Aug 8, 2022 - News

Pedestrian and cyclist deaths are on the rise

Illustration of a car moving into a crosswalk.
Illustration: Sarah Grillo/Axios

People driving fast — and on roads designed to move cars as quickly and efficiently as possible — killed an increasing number of pedestrians and bicyclists in Atlanta last year, according to a new analysis profiling the victims.

  • 31 people were struck and killed by people driving cars in Atlanta in 2021 — compared to 14 the year before, says Propel ATL, a bicyclist and pedestrian advocacy organization.

Why it matters: Deaths involving pedestrians, bicyclists and motorists are often viewed as statistics. But behind every statistic is a person with a story.

By the numbers: 24 of the people who died were Black; 17 victims were men, the report says.

  • 42% of the deaths occurred on Atlanta's "high-injury network" — streets where a disproportionate number of traffic fatalities take place.

Of note: No deaths were reported on streets with speed limits under 35 mph, Propel ATL noted.

Zoom in: In December 2021, Brittany Flournoy and her family gathered at Grady Memorial Hospital after their sister Jasmine "Jasi Badu" Gaither was struck by a driver who fled the scene. Gaither later died from her injuries.

  • Weeks earlier, their mother, Tomika Ivery, was struck and killed by a driver on Campbellton Road. Both of their deaths are recorded in Propel's report.

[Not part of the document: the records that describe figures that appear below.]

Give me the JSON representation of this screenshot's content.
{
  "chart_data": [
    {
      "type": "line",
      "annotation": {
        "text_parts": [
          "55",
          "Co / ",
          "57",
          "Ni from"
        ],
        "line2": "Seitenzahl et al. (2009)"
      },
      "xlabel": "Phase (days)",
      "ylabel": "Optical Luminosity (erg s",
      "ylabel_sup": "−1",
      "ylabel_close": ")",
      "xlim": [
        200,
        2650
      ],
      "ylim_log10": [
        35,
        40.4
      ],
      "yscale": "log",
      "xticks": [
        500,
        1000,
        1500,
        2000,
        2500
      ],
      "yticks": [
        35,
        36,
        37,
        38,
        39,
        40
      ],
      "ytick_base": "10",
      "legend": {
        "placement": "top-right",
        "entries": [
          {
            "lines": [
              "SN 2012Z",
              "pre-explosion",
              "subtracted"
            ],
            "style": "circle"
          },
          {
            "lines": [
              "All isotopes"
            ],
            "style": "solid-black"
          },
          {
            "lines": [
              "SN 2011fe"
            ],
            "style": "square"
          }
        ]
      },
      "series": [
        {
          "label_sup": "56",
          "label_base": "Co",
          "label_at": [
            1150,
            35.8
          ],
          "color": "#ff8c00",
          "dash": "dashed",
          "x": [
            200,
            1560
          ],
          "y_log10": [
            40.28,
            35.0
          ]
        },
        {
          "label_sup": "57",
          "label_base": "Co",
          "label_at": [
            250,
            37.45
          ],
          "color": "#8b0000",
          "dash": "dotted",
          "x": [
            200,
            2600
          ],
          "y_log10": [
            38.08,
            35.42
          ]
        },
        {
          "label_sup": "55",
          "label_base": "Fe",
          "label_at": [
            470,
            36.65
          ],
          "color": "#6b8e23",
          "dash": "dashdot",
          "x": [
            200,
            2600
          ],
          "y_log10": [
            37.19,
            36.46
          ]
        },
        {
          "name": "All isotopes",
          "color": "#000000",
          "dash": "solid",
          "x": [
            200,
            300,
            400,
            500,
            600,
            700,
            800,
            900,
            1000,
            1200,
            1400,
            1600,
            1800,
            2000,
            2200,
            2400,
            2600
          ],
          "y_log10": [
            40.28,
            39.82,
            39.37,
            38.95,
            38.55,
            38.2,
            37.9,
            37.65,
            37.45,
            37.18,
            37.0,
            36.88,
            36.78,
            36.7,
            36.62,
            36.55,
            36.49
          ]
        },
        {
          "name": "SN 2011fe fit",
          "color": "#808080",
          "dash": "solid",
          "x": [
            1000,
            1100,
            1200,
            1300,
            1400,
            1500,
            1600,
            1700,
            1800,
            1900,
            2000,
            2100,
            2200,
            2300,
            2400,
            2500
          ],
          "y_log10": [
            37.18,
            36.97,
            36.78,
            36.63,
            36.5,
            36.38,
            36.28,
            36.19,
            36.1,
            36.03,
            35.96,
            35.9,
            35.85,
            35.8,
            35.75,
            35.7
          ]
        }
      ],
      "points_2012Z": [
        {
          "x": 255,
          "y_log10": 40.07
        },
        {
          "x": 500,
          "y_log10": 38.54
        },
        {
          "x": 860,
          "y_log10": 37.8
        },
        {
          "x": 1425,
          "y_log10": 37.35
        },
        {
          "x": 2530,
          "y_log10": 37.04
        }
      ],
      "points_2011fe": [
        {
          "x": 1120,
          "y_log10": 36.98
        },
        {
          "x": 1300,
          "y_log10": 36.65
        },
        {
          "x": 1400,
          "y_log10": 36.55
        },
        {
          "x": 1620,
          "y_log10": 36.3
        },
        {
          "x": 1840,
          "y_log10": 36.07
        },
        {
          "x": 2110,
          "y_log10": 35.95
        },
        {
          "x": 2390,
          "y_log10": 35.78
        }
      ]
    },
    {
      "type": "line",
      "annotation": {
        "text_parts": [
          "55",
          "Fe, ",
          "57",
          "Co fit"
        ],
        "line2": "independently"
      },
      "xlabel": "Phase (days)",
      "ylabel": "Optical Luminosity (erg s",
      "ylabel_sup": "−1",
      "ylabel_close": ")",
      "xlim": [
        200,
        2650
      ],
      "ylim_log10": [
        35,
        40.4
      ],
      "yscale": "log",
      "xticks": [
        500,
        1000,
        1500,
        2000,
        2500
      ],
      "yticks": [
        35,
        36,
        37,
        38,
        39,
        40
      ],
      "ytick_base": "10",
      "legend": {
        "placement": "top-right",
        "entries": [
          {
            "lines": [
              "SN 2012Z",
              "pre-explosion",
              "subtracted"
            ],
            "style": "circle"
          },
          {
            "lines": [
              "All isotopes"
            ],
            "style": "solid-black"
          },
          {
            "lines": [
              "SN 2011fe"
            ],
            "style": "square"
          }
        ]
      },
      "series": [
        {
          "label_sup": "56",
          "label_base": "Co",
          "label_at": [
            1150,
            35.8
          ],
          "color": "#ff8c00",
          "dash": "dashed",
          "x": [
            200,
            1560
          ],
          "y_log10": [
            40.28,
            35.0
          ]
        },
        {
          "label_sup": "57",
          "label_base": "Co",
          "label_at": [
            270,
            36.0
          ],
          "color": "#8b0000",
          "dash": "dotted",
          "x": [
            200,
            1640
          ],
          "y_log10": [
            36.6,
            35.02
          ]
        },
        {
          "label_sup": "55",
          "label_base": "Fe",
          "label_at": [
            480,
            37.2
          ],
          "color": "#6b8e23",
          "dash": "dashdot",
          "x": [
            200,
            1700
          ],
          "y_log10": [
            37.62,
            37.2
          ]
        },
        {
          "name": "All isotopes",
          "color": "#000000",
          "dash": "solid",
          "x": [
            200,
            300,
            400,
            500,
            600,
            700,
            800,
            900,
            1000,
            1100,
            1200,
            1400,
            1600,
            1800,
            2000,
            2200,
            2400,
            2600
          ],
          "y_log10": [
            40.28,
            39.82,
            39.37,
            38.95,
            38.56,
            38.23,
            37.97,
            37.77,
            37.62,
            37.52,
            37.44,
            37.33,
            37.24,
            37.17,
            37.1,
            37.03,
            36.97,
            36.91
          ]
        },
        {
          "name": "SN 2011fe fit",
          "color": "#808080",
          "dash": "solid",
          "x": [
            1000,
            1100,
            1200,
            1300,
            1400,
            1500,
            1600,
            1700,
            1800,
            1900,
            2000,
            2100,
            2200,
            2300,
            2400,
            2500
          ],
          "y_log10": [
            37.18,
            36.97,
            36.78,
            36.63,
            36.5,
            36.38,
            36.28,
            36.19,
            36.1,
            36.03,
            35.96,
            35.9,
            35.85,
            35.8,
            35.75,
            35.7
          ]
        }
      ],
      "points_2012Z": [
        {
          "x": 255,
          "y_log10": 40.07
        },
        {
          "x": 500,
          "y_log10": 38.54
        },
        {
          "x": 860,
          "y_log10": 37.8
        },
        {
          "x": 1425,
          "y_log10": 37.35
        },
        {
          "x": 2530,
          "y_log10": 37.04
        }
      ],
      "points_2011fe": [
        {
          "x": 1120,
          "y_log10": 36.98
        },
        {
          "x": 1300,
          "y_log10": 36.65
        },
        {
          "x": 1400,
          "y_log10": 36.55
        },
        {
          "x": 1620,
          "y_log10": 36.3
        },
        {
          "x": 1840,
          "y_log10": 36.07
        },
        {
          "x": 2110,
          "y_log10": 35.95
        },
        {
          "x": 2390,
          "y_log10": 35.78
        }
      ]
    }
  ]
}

"People need to pay attention and slow down," Flournoy told Axios. "Everyone's lives matter. Everyone, whether you're walking, running, biking, in your car — everyone's trying to get somewhere."

Zoom out: Metro Atlanta was the 27th most dangerous region for pedestrians from 2016 to 2020, according to Smart Growth America. Georgia and California had the ninth highest fatality rate.

State of play: In May, Atlantans approved more than $300 million in spending on new sidewalks, safer streets and bike lanes.

What they're saying: Propel is urging the city to make safety improvements, including giving pedestrians a head start when crossing the street, creating a safe street design that addresses transportation inequities and making protected bike lanes the norm rather than the exception.